Custom Validated Types in Python for MyPy and Pydantic

Nov 17th, 2019

tutorial

In a few side projects, I have been using Pydantic with MyPy, to provide static type checking and runtime validation or serialization for objects. Static typing and strong validation guarantees cut down on bugs; it's a lot harder for your program to enter an invalid state.

However, defining custom types for using in Pydantic is a bit frustrating out of the box. Here are a few tricks I used to implement a generic, validated container type for use with Pydantic.

What's the Problem?

For starters, one of the benefits of strong, static type systems is making invalid states impossible for the program to enter, as guaranteed by the compiler or mechanism implementing the checks. In Python, we of course have no such protections- there's nothing you can do to prevent a determined programmer from misusing your types or objects. However, the goal of tools like Pydantic or MyPy is to fake this level of safety to cut down on bugs.

Lets hop into an example from e-commerce: Products, Quantities, and Prices.
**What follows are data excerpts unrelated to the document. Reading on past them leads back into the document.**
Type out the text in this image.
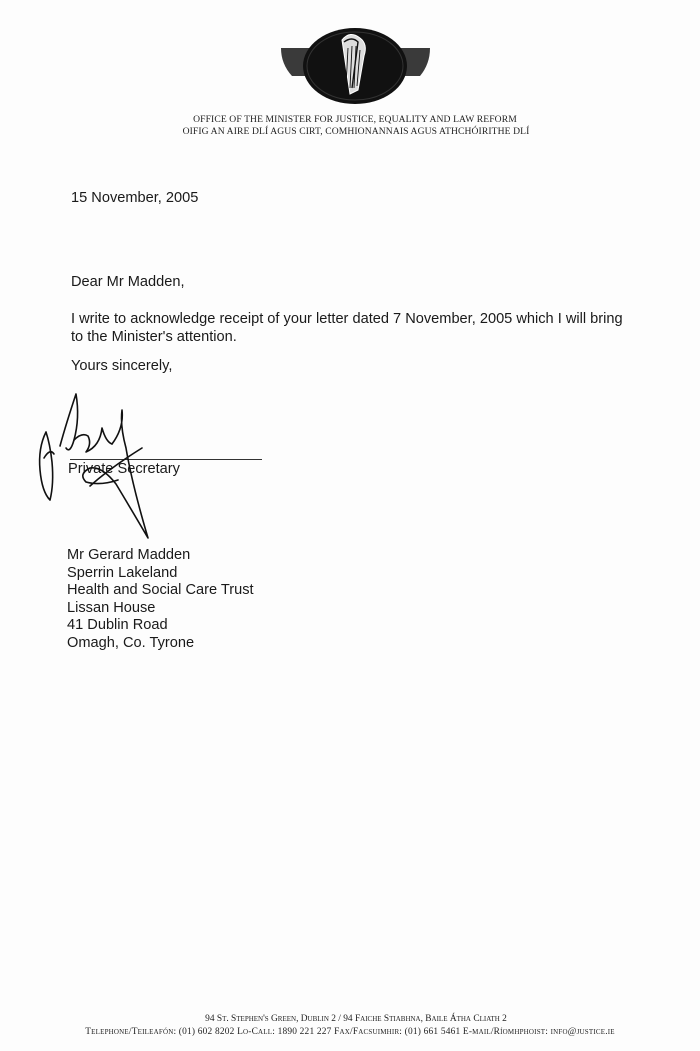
OFFICE OF THE MINISTER FOR JUSTICE, EQUALITY AND LAW REFORM
OIFIG AN AIRE DLÍ AGUS CIRT, COMHIONANNAIS AGUS ATHCHÓIRITHE DLÍ
15 November, 2005
Dear Mr Madden,
I write to acknowledge receipt of your letter dated 7 November, 2005 which I will bring to the Minister's attention.
Yours sincerely,
Private Secretary
Mr Gerard Madden
Sperrin Lakeland
Health and Social Care Trust
Lissan House
41 Dublin Road
Omagh, Co. Tyrone
94 St. Stephen's Green, Dublin 2 / 94 Faiche Stiabhna, Baile Átha Cliath 2
Telephone/Teileafón: (01) 602 8202 Lo-Call: 1890 221 227 Fax/Facsuimhir: (01) 661 5461 E-mail/Ríomhphoist: info@justice.ie
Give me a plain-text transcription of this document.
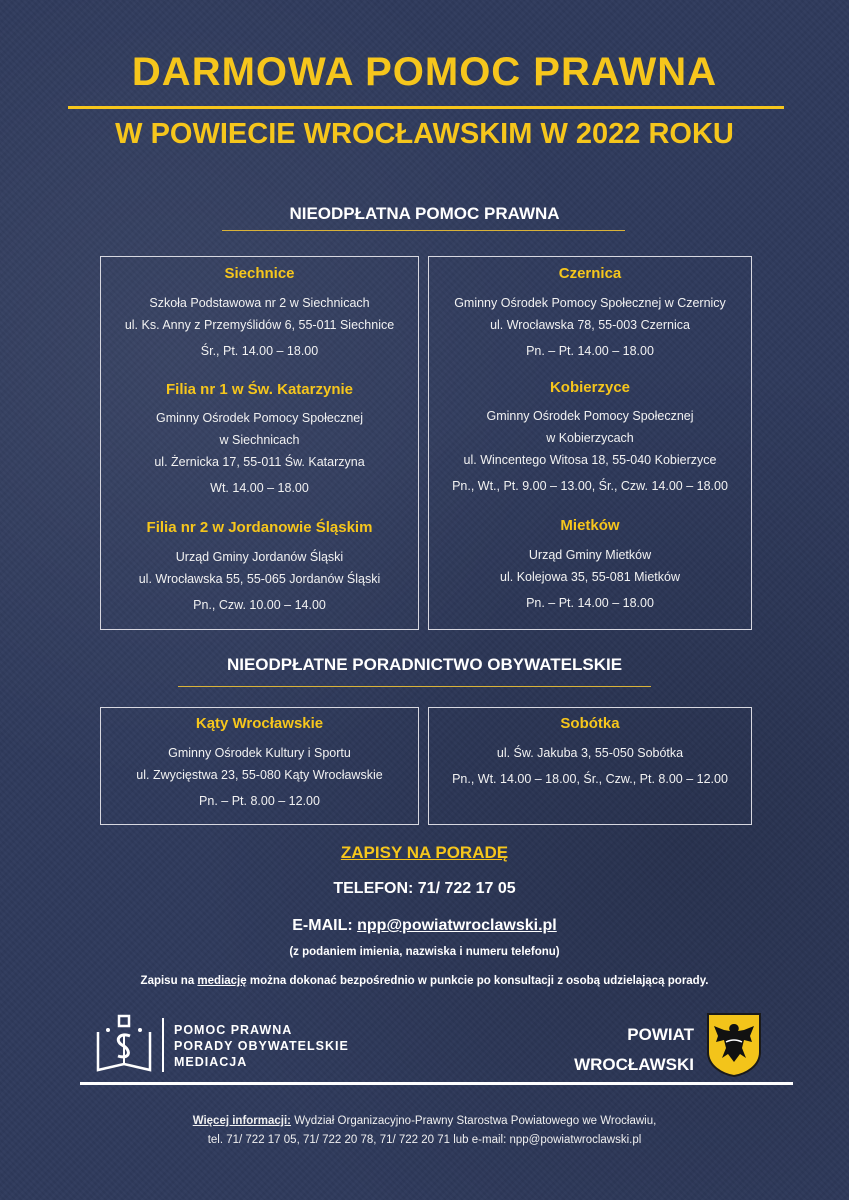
DARMOWA POMOC PRAWNA
W POWIECIE WROCŁAWSKIM W 2022 ROKU
NIEODPŁATNA POMOC PRAWNA
Siechnice
Szkoła Podstawowa nr 2 w Siechnicach
ul. Ks. Anny z Przemyślidów 6, 55-011 Siechnice
Śr., Pt. 14.00 – 18.00
Filia nr 1 w Św. Katarzynie
Gminny Ośrodek Pomocy Społecznej
w Siechnicach
ul. Żernicka 17, 55-011 Św. Katarzyna
Wt. 14.00 – 18.00
Filia nr 2 w Jordanowie Śląskim
Urząd Gminy Jordanów Śląski
ul. Wrocławska 55, 55-065 Jordanów Śląski
Pn., Czw. 10.00 – 14.00
Czernica
Gminny Ośrodek Pomocy Społecznej w Czernicy
ul. Wrocławska 78, 55-003 Czernica
Pn. – Pt. 14.00 – 18.00
Kobierzyce
Gminny Ośrodek Pomocy Społecznej
w Kobierzycach
ul. Wincentego Witosa 18, 55-040 Kobierzyce
Pn., Wt., Pt. 9.00 – 13.00, Śr., Czw. 14.00 – 18.00
Mietków
Urząd Gminy Mietków
ul. Kolejowa 35, 55-081 Mietków
Pn. – Pt. 14.00 – 18.00
NIEODPŁATNE PORADNICTWO OBYWATELSKIE
Kąty Wrocławskie
Gminny Ośrodek Kultury i Sportu
ul. Zwycięstwa 23, 55-080 Kąty Wrocławskie
Pn. – Pt. 8.00 – 12.00
Sobótka
ul. Św. Jakuba 3, 55-050 Sobótka
Pn., Wt. 14.00 – 18.00, Śr., Czw., Pt. 8.00 – 12.00
ZAPISY NA PORADĘ
TELEFON: 71/ 722 17 05
E-MAIL: npp@powiatwroclawski.pl
(z podaniem imienia, nazwiska i numeru telefonu)
Zapisu na mediację można dokonać bezpośrednio w punkcie po konsultacji z osobą udzielającą porady.
POMOC PRAWNA
PORADY OBYWATELSKIE
MEDIACJA
POWIAT
WROCŁAWSKI
Więcej informacji: Wydział Organizacyjno-Prawny Starostwa Powiatowego we Wrocławiu,
tel. 71/ 722 17 05, 71/ 722 20 78, 71/ 722 20 71 lub e-mail: npp@powiatwroclawski.pl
Consider a Product class:

from pydantic import BaseModel

class Product(BaseModel):
    # ...general product stuff here, titles, skus, price, etc.
    quantity: int

What's the issue here? Well, this is valid:

product = Product(quantity=-1, ...)

It doesn't make any sense to have negative amounts of product in stock! Using Pydantic, we can add a lower bound for our integer:

from pydantic import BaseModel, conint

class Product(BaseModel):
    quantity: conint(ge=0)

...but problems creep in here too. What if we want a Quantity somewhere else? Not all of our code uses Pydantic, surely. Quantity is really a type of its own, and could conceivably have different interactions with different types.

There's also no guarantees for our quantity when it's used in other places. And since our product quantity is just an integer, we can do all sorts of useful or nonsensical things with it:

# This is fine- we could calculate our estimated stock value
product.quantity * product.price

# What??? Why is this allowed? oh, because integers...
product.quantity / product.price

It's worth noting that subclassing int doesn't help us here either- unless you explicitly went in and disabled the respective operator methods on your custom integer, which sounds like a lot of work to me.
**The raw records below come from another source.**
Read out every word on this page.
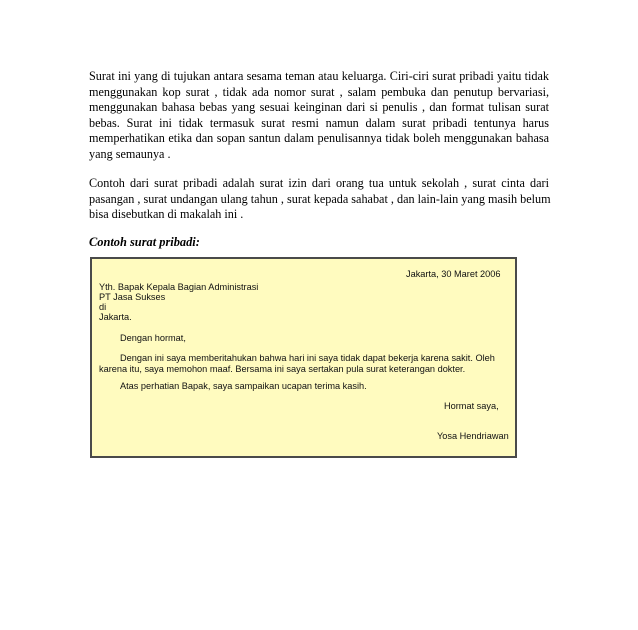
Surat ini yang di tujukan antara sesama teman atau keluarga. Ciri-ciri surat pribadi yaitu tidak
menggunakan kop surat , tidak ada nomor surat , salam pembuka dan penutup bervariasi,
menggunakan bahasa bebas yang sesuai keinginan dari si penulis , dan format tulisan surat
bebas. Surat ini tidak termasuk surat resmi namun dalam surat pribadi tentunya harus
memperhatikan etika dan sopan santun dalam penulisannya tidak boleh menggunakan bahasa
yang semaunya .
Contoh dari surat pribadi adalah surat izin dari orang tua untuk sekolah , surat cinta dari
pasangan , surat undangan ulang tahun , surat kepada sahabat , dan lain-lain yang masih belum
bisa disebutkan di makalah ini .
Contoh surat pribadi:
Jakarta, 30 Maret 2006
Yth. Bapak Kepala Bagian Administrasi
PT Jasa Sukses
di
Jakarta.
Dengan hormat,
Dengan ini saya memberitahukan bahwa hari ini saya tidak dapat bekerja karena sakit. Oleh
karena itu, saya memohon maaf. Bersama ini saya sertakan pula surat keterangan dokter.
Atas perhatian Bapak, saya sampaikan ucapan terima kasih.
Hormat saya,
Yosa Hendriawan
There is no problem that can't be solved by wrapping it in another type.

Really, Quantity is a validated value with specific semantics within the context of our business domain. We should be able to (and can!) represent that with our type system, to prevent bugs and accurately reflect our real-world values.
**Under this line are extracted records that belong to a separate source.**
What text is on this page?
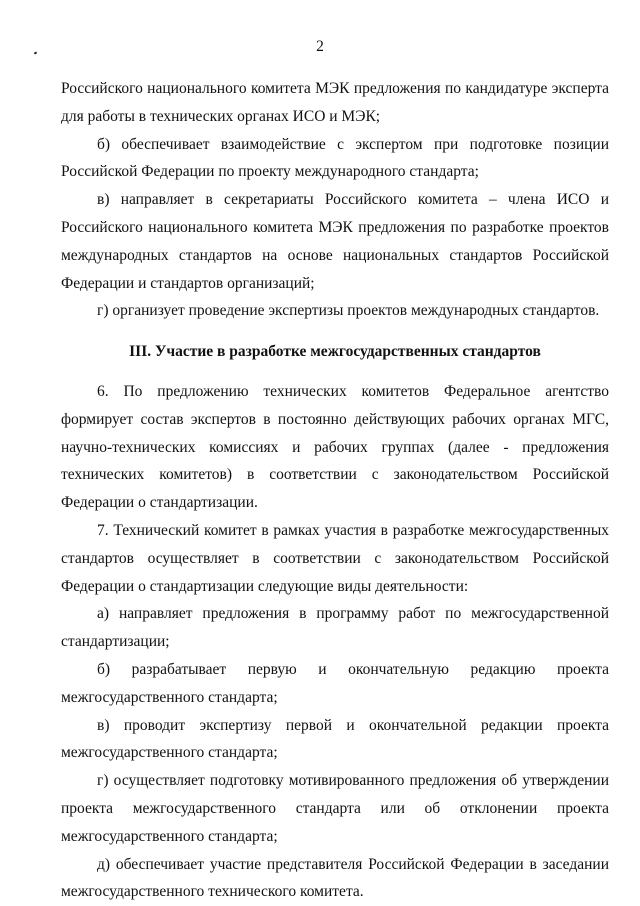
2

Российского национального комитета МЭК предложения по кандидатуре эксперта для работы в технических органах ИСО и МЭК;

б) обеспечивает взаимодействие с экспертом при подготовке позиции Российской Федерации по проекту международного стандарта;

в) направляет в секретариаты Российского комитета – члена ИСО и Российского национального комитета МЭК предложения по разработке проектов международных стандартов на основе национальных стандартов Российской Федерации и стандартов организаций;

г) организует проведение экспертизы проектов международных стандартов.

III. Участие в разработке межгосударственных стандартов

6. По предложению технических комитетов Федеральное агентство формирует состав экспертов в постоянно действующих рабочих органах МГС, научно-технических комиссиях и рабочих группах (далее - предложения технических комитетов) в соответствии с законодательством Российской Федерации о стандартизации.

7. Технический комитет в рамках участия в разработке межгосударственных стандартов осуществляет в соответствии с законодательством Российской Федерации о стандартизации следующие виды деятельности:

а) направляет предложения в программу работ по межгосударственной стандартизации;

б) разрабатывает первую и окончательную редакцию проекта межгосударственного стандарта;

в) проводит экспертизу первой и окончательной редакции проекта межгосударственного стандарта;

г) осуществляет подготовку мотивированного предложения об утверждении проекта межгосударственного стандарта или об отклонении проекта межгосударственного стандарта;

д) обеспечивает участие представителя Российской Федерации в заседании межгосударственного технического комитета.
In Python, we could express this as a class:

class Quantity:

    def __init__(self, val: int) -> None:
        if val < 0:
            raise ValueError("Must be more than 0")
        self.value = val

Which is honestly fine, but then you end up needing to repeat this same pattern for a bunch of types, add __get_validators__ class methods for Pydantic, for potentially lots of types. Thinking about e-commerce, imagine having to do ZipCode, Province, Country for strings, Price and Quantity types, and the list goes on.

What if there was a better way...?

Oh no, it's Generics, huh?

We want a container to hold a validated value of any type. However, once the container type is declared, that container should only accept types of that type (say that five times fast). This type is called a Generic Type, because it works with any type specified.

You're probably already familiar with the built-in generics like List or Dict. It's also easy to make your own generics:

import typing as t

T = t.TypeVar("T")

class Container(t.Generic[T]):
    """Technically, that's it."""

    def __init__(self, val: T) -> None:
        self.value = val

Pydantic Compatibility Protocol

Pydantic checks custom types for a __get_validators__ method, which should yield validators used on the type's value. Let's look at what a validator will look like for our validated container:

Validator = t.Callable[[T], T]

That is, a Validator function should take something of type T, and return something of type T. Since this is Python, we won't get too Haskell-ish by making it return an Either type: if something goes wrong, we'll just throw a ValueError or TypeError.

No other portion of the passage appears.